O mercado mundial de carga aérea aumentou 3,5% em 2018, de acordo com os dados da IATA. Na Europa avançou 3.2%.

O resultado não só é bastante menor do que os 9,7% ocorridos em 2017 (naquela que foi a maior subida desde 2010), como é inferior ao aumento da capacidade, que subiu 5,4%. Todas as regiões fecharam o ano passado com mais tráfegos, mas o aumento superior da capacidade disponível foi a regra, com a excepção para a América Latina.

Na Europa, o tráfego de carga aérea cresceu 3,2%, abaixo dos 4,3% de aumento da capacidade. O mercado europeu concentrou 23,3% da actividade em 2018.

No caso da Ásia-Pacífico, que, com 35,4% da actividade global, é o maior mercado regional do mundo, o tráfego aumentou 1,7% em 2018. Pior: a capacidade aumentou 5%.

Na América do Norte, o tráfego aéreo e a capacidade aumentaram na mesma ordem de grandeza: 6,8%. As companhias aéreas daquela zona do globo movimentam 23,7% da carga aérea mundial.

No que se refere ao Médio Oriente, os dados da IATA indicam que os volumes subiram 3,9% e a capacidade 6,2%. Por sua vez, as companhias aéreas da América Latina apresentaram um aumento na procura de 5,8% e da capacidade de 3,4%.

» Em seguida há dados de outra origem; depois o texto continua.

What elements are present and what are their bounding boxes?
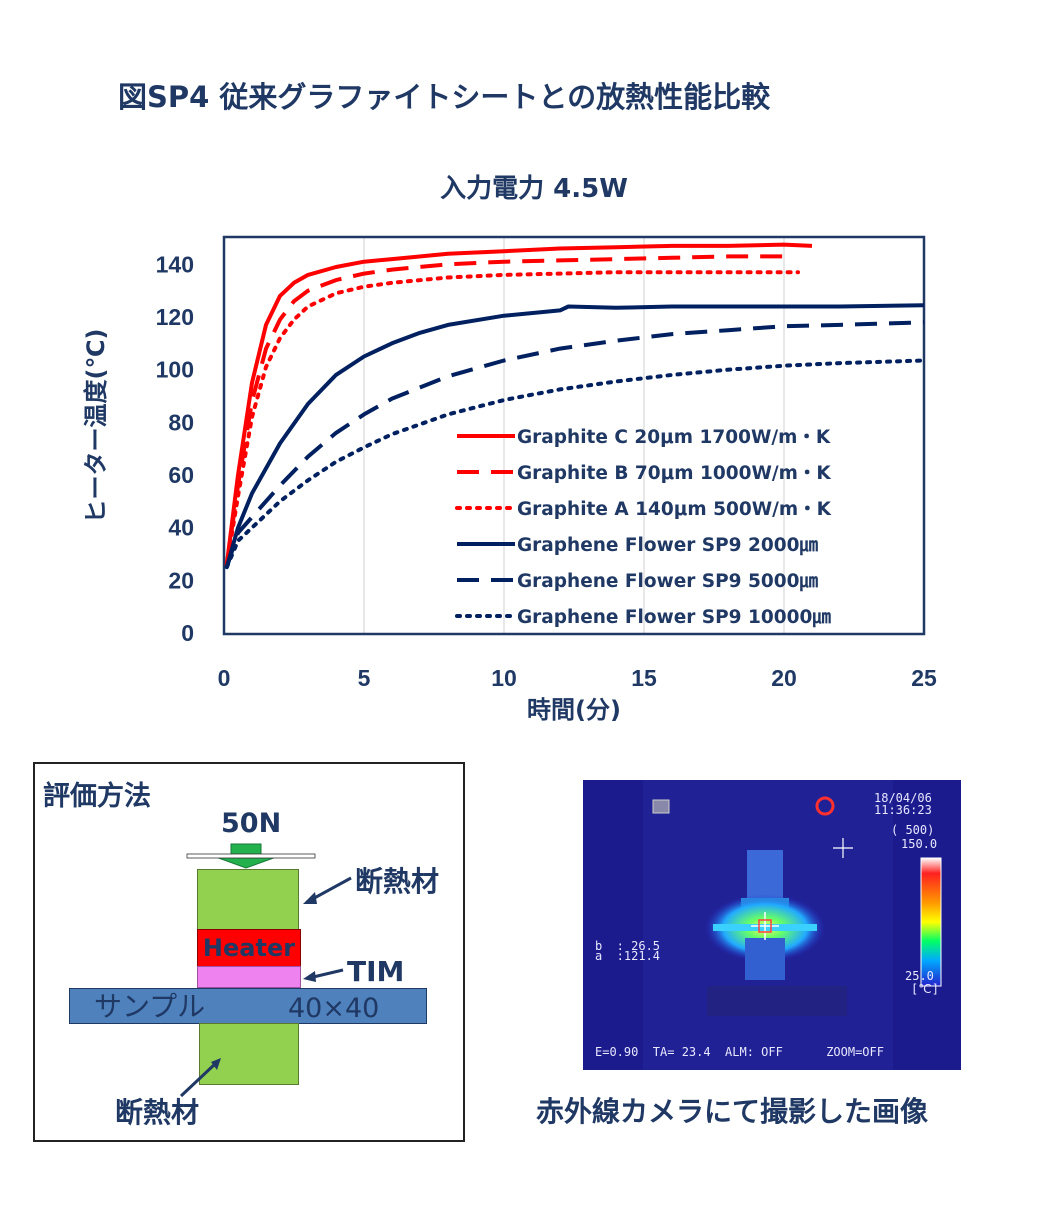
x-tick-label: 0: [218, 665, 231, 691]
camera-icon: [652, 799, 670, 814]
y-tick-label: 120: [156, 304, 194, 330]
infrared-camera-image: 18/04/06 11:36:23 ( 500) 150.0 25.0 [℃] …: [583, 780, 961, 1070]
sample-size-label: 40×40: [288, 993, 380, 1024]
sample-plate: サンプル 40×40: [69, 988, 427, 1024]
x-tick-label: 20: [771, 665, 797, 691]
ir-scale-min: 25.0: [905, 969, 934, 983]
thermal-base: [707, 986, 847, 1016]
top-insulation-block: [197, 869, 299, 931]
ir-status-bar: E=0.90 TA= 23.4 ALM: OFF ZOOM=OFF: [595, 1045, 884, 1059]
x-tick-label: 5: [358, 665, 371, 691]
method-arrows: [179, 843, 352, 1098]
series-line-2: [224, 254, 784, 565]
arrowhead-icon: [303, 892, 317, 904]
x-tick-label: 15: [631, 665, 657, 691]
ir-unit: [℃]: [911, 982, 939, 996]
y-tick-label: 140: [156, 251, 194, 277]
ir-range: ( 500): [891, 823, 935, 837]
bottom-insulation-block: [199, 1023, 299, 1085]
chart-grid: [363, 237, 785, 634]
series-line-4: [224, 303, 925, 568]
legend-label-3: Graphite A 140μm 500W/m・K: [517, 499, 832, 520]
arrowhead-icon: [211, 1058, 221, 1070]
series-line-3: [224, 270, 800, 567]
ir-marker-a: a :121.4: [595, 949, 661, 963]
arrowhead-icon: [303, 971, 316, 982]
heater-block: Heater: [197, 929, 301, 967]
temperature-scale-bar: [920, 857, 942, 987]
insulation-bottom-arrow-icon: [179, 1062, 217, 1098]
chart-series: [224, 242, 926, 570]
evaluation-method-panel: 評価方法 50N Heater サンプル 40×40 断熱材 TIM 断熱材: [33, 762, 465, 1142]
target-marker-icon: [833, 838, 853, 858]
x-tick-label: 25: [911, 665, 937, 691]
legend-label-4: Graphene Flower SP9 2000㎛: [517, 535, 818, 556]
force-label: 50N: [221, 808, 282, 839]
sample-label: サンプル: [94, 990, 206, 1023]
y-tick-label: 100: [156, 357, 194, 383]
chart-legend: Graphite C 20μm 1700W/m・K Graphite B 70μm…: [455, 427, 832, 628]
y-axis-label: ヒーター温度(℃): [82, 329, 110, 524]
temperature-chart: 0 5 10 15 20 25 0 20 40 60 80 100 120 140 Graphite C …: [82, 235, 937, 724]
tim-label: TIM: [347, 955, 405, 988]
insulation-top-label: 断熱材: [355, 865, 440, 898]
press-plate: [186, 853, 316, 859]
legend-label-2: Graphite B 70μm 1000W/m・K: [517, 463, 831, 484]
chart-ticks: 0 5 10 15 20 25 0 20 40 60 80 100 120 140: [156, 251, 937, 691]
ir-time: 11:36:23: [874, 803, 932, 817]
x-axis-label: 時間(分): [527, 696, 621, 724]
tim-layer: [197, 966, 301, 988]
legend-label-6: Graphene Flower SP9 10000㎛: [517, 607, 831, 628]
plot-area-frame: [222, 235, 926, 636]
method-title: 評価方法: [43, 781, 151, 812]
thermal-lower-block: [745, 938, 785, 980]
y-tick-label: 80: [168, 409, 194, 435]
series-line-5: [224, 320, 925, 568]
ir-scale-max: 150.0: [901, 837, 938, 851]
series-line-6: [224, 358, 926, 570]
chart-title: 入力電力 4.5W: [440, 174, 628, 204]
y-tick-label: 40: [168, 515, 194, 541]
insulation-bottom-label: 断熱材: [115, 1096, 200, 1129]
thermal-upper-block: [747, 850, 783, 900]
y-tick-label: 0: [181, 620, 194, 646]
y-tick-label: 60: [168, 462, 194, 488]
record-icon: [815, 796, 835, 816]
legend-label-5: Graphene Flower SP9 5000㎛: [517, 571, 818, 592]
ir-caption: 赤外線カメラにて撮影した画像: [536, 1095, 929, 1128]
ir-date: 18/04/06: [874, 791, 932, 805]
thermal-scene: [583, 780, 961, 1070]
ir-marker-b: b : 26.5: [595, 939, 661, 953]
y-tick-label: 20: [168, 567, 194, 593]
legend-label-1: Graphite C 20μm 1700W/m・K: [517, 427, 831, 448]
x-tick-label: 10: [491, 665, 517, 691]
page-title: 図SP4 従来グラファイトシートとの放熱性能比較: [118, 80, 771, 114]
series-line-1: [224, 242, 813, 565]
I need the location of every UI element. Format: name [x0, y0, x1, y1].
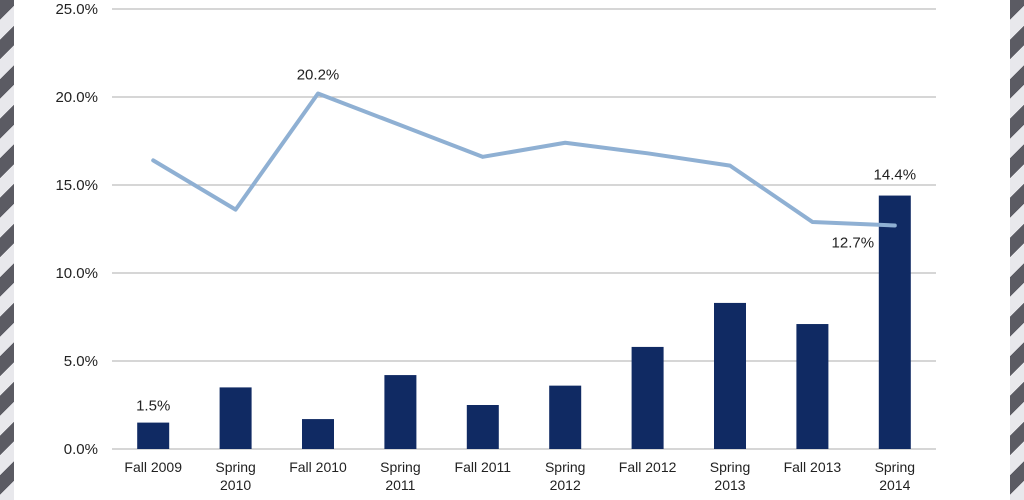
- bar: [549, 385, 582, 449]
- left-decorative-border: [0, 0, 14, 500]
- x-tick-label: Fall 2011: [455, 459, 512, 475]
- bar: [466, 405, 499, 449]
- data-label: 1.5%: [136, 398, 170, 415]
- x-tick-label: Fall 2012: [619, 459, 677, 475]
- x-tick-label: Spring 2011: [380, 459, 420, 493]
- right-decorative-border: [1010, 0, 1024, 500]
- y-tick-label: 20.0%: [55, 89, 98, 106]
- x-tick-label: Spring 2013: [710, 459, 750, 493]
- y-tick-label: 5.0%: [64, 353, 98, 370]
- bar: [384, 375, 417, 449]
- data-label: 14.4%: [874, 167, 917, 184]
- y-tick-label: 25.0%: [55, 1, 98, 18]
- line-series: [151, 91, 897, 228]
- y-tick-label: 15.0%: [55, 177, 98, 194]
- x-tick-label: Fall 2010: [289, 459, 347, 475]
- y-tick-label: 0.0%: [64, 441, 98, 458]
- bar: [137, 422, 170, 449]
- y-tick-label: 10.0%: [55, 265, 98, 282]
- bar: [878, 195, 911, 449]
- x-tick-label: Spring 2012: [545, 459, 585, 493]
- x-tick-label: Fall 2009: [124, 459, 182, 475]
- bar: [631, 346, 664, 449]
- bar: [714, 302, 746, 449]
- x-tick-label: Spring 2010: [215, 459, 255, 493]
- x-tick-label: Fall 2013: [784, 459, 842, 475]
- bar: [796, 324, 829, 449]
- bar: [219, 387, 252, 449]
- data-label: 12.7%: [832, 234, 875, 251]
- x-tick-label: Spring 2014: [875, 459, 915, 493]
- bar: [302, 419, 334, 449]
- data-label: 20.2%: [297, 66, 340, 83]
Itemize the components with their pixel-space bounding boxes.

Em África, a actividade caiu 1,3% em termos de carga transportada, enquanto a capacidade melhorou 1%.

Subida de 3,7% em 2019

“A procura por carga aérea perdeu força no final de 2018 devido ao enfraquecimento do comércio mundial, à perda da confiança dos consumidores e à situação geopolítica”, indica, citado em nota de imprensa, o director-geral e CEO da IATA, Alexandre de Juniac.

Em relação a 2019, o executivo está “cautelosamente optimista” e prevê um crescimento na procura de 3,7% ao cabo dos 12 meses do ano. “Contudo, com a persistência das tensões comerciais e as medidas proteccionistas de alguns governos, há um risco significativo de que ocorram quedas. Portanto, manter as fronteiras abertas às pessoas e ao comércio é fundamental”, indica.